`CUDA invalid configuration` if no Gaussian is in view
A CUDA invalid configuration exception will be thrown from kernel launches that perform per-point processing if the number of points is 0, which can happen if no Gaussian is in the view.
This is caused by kernel launches with 0 blocks, e.g. in the example below, blocks evaluates to 0 if num_pts is 0.
https://github.com/nerfstudio-project/gsplat/blob/7822c32cdc00caf1a1f0ad8543bcf9c1233deb5e/gsplat/cuda/csrc/bindings.cu#L50-L52
I would suggest checking num_pts before the kernel launch, i.e.,
if (num_pts > 0) {
compute_cov2d_bounds_kernel<<<(num_pts + N_THREADS - 1) / N_THREADS, N_THREADS>>>(
num_pts,
covs2d.contiguous().data_ptr<float>(),
conics.contiguous().data_ptr<float>(),
radii.contiguous().data_ptr<float>()
);
}
I'm happy to submit a PR and please let me know if there are better alternatives.
That would be great, thanks! if there are no gaussians in view it seems reasonable to just return a torch.full() with dimensions HxWxC with the background color.
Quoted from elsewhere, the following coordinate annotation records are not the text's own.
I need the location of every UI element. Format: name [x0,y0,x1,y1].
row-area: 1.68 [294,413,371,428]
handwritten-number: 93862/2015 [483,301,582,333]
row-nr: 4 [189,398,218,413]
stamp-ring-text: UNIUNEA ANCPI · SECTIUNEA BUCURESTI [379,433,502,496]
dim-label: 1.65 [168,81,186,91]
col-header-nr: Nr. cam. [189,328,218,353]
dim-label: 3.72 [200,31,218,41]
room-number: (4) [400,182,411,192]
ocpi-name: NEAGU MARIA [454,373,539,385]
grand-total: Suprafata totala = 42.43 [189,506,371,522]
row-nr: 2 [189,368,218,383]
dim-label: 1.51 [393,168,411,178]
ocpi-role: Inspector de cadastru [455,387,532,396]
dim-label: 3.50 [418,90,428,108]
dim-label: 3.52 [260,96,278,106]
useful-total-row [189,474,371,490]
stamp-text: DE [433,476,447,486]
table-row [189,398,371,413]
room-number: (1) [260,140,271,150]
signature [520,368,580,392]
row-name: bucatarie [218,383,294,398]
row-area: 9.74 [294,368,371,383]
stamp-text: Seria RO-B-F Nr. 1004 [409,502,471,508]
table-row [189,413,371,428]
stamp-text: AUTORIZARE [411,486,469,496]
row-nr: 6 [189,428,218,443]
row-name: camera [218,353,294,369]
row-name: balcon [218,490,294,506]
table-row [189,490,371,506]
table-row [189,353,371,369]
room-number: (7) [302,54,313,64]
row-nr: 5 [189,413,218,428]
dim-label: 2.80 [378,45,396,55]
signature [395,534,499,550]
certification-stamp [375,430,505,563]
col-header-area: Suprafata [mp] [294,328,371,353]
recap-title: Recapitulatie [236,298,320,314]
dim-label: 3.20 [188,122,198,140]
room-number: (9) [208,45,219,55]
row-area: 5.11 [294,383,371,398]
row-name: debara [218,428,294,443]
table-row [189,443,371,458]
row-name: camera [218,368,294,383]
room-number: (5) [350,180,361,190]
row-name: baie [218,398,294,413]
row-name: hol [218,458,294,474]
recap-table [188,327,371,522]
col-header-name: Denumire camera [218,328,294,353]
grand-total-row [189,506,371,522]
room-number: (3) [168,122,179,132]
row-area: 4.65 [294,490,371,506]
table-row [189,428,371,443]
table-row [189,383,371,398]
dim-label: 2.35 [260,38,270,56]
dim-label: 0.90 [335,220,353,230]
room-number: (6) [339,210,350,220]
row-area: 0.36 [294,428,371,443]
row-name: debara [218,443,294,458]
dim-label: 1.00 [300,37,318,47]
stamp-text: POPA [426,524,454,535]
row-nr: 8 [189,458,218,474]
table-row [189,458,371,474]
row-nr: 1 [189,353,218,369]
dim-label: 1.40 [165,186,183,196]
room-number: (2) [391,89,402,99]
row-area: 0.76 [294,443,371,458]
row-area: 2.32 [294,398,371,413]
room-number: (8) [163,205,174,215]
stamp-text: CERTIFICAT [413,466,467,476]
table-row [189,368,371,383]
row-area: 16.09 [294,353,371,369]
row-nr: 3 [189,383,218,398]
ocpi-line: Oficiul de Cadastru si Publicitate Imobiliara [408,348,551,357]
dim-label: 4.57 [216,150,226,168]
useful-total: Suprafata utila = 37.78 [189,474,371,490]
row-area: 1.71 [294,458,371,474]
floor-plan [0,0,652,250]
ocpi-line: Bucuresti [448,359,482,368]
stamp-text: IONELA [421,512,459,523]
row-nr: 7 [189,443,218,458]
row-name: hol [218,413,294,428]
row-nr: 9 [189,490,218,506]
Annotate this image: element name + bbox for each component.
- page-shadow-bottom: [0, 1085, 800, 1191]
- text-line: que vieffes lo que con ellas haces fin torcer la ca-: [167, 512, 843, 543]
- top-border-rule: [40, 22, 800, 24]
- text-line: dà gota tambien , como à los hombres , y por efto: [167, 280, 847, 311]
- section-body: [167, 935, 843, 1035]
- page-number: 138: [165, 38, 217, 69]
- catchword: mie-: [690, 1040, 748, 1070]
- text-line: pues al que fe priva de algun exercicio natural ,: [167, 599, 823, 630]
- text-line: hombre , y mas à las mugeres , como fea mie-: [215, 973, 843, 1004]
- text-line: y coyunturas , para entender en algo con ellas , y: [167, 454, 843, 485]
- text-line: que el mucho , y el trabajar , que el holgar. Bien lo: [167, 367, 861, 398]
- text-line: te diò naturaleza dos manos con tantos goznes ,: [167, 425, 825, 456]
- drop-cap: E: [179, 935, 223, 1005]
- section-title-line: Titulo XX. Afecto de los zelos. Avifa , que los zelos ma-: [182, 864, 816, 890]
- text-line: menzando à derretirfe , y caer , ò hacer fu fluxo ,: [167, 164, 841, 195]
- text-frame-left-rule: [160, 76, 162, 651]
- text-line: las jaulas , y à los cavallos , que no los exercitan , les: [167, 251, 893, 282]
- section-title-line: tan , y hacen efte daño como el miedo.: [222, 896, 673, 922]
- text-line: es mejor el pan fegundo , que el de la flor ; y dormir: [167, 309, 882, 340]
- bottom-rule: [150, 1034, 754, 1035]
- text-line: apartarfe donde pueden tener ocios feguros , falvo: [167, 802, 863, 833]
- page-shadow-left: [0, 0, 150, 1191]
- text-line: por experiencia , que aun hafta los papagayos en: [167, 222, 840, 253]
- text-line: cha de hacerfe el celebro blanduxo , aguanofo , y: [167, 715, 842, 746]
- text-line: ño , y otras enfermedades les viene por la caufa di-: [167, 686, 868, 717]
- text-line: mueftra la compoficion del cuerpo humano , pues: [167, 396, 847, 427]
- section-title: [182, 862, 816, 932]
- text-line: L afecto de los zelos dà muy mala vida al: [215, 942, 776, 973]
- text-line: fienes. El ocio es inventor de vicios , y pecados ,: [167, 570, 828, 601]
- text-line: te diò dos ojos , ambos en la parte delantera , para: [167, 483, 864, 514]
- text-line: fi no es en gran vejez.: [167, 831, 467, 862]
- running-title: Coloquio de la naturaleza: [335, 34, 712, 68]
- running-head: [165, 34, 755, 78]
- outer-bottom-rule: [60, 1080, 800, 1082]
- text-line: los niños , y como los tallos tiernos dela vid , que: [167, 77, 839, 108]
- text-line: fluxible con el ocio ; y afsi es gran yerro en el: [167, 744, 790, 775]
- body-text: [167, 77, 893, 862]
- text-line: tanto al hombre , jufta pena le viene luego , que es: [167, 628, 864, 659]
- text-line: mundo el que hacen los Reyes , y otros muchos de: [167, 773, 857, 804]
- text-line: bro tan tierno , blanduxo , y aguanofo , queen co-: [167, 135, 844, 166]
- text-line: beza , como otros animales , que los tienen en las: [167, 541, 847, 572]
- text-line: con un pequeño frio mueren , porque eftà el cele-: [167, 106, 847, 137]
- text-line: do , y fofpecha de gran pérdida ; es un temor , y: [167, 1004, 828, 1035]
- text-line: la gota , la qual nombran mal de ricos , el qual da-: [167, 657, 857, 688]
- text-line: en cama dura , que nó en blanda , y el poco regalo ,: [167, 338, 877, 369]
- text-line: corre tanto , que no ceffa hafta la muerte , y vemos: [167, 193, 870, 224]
As a related issue, access to tile_bins in the kernel below sometimes also throws OOM at the line:
https://github.com/nerfstudio-project/gsplat/blob/bae873819fe2d50b4bf097117842d15f17d3a572/gsplat/cuda/csrc/forward.cu#L286
The reason is that the size of tile_bins returned by get_tile_bin_edges_tensor is set to the number of intersections instead of the actual number of tiles, which might be very low or even 0:
https://github.com/nerfstudio-project/gsplat/blob/bae873819fe2d50b4bf097117842d15f17d3a572/gsplat/cuda/csrc/bindings.cu#L313-L319
I would propose to fix this by changing
https://github.com/nerfstudio-project/gsplat/blob/bae873819fe2d50b4bf097117842d15f17d3a572/gsplat/bin_and_sort_gaussians.py#L110
to
num_tiles = tile_bounds[0] * tile_bounds[1]
tile_bins = get_tile_bin_edges(num_tiles, isect_ids_sorted)
It might also be helpful to return the tile_bins with shape (tile_bounds[0], tile_bounds[1]) or just tile_bounds instead of (tile_bounds[0] * tile_bounds[1],).
Please let me know how you like it. Thanks!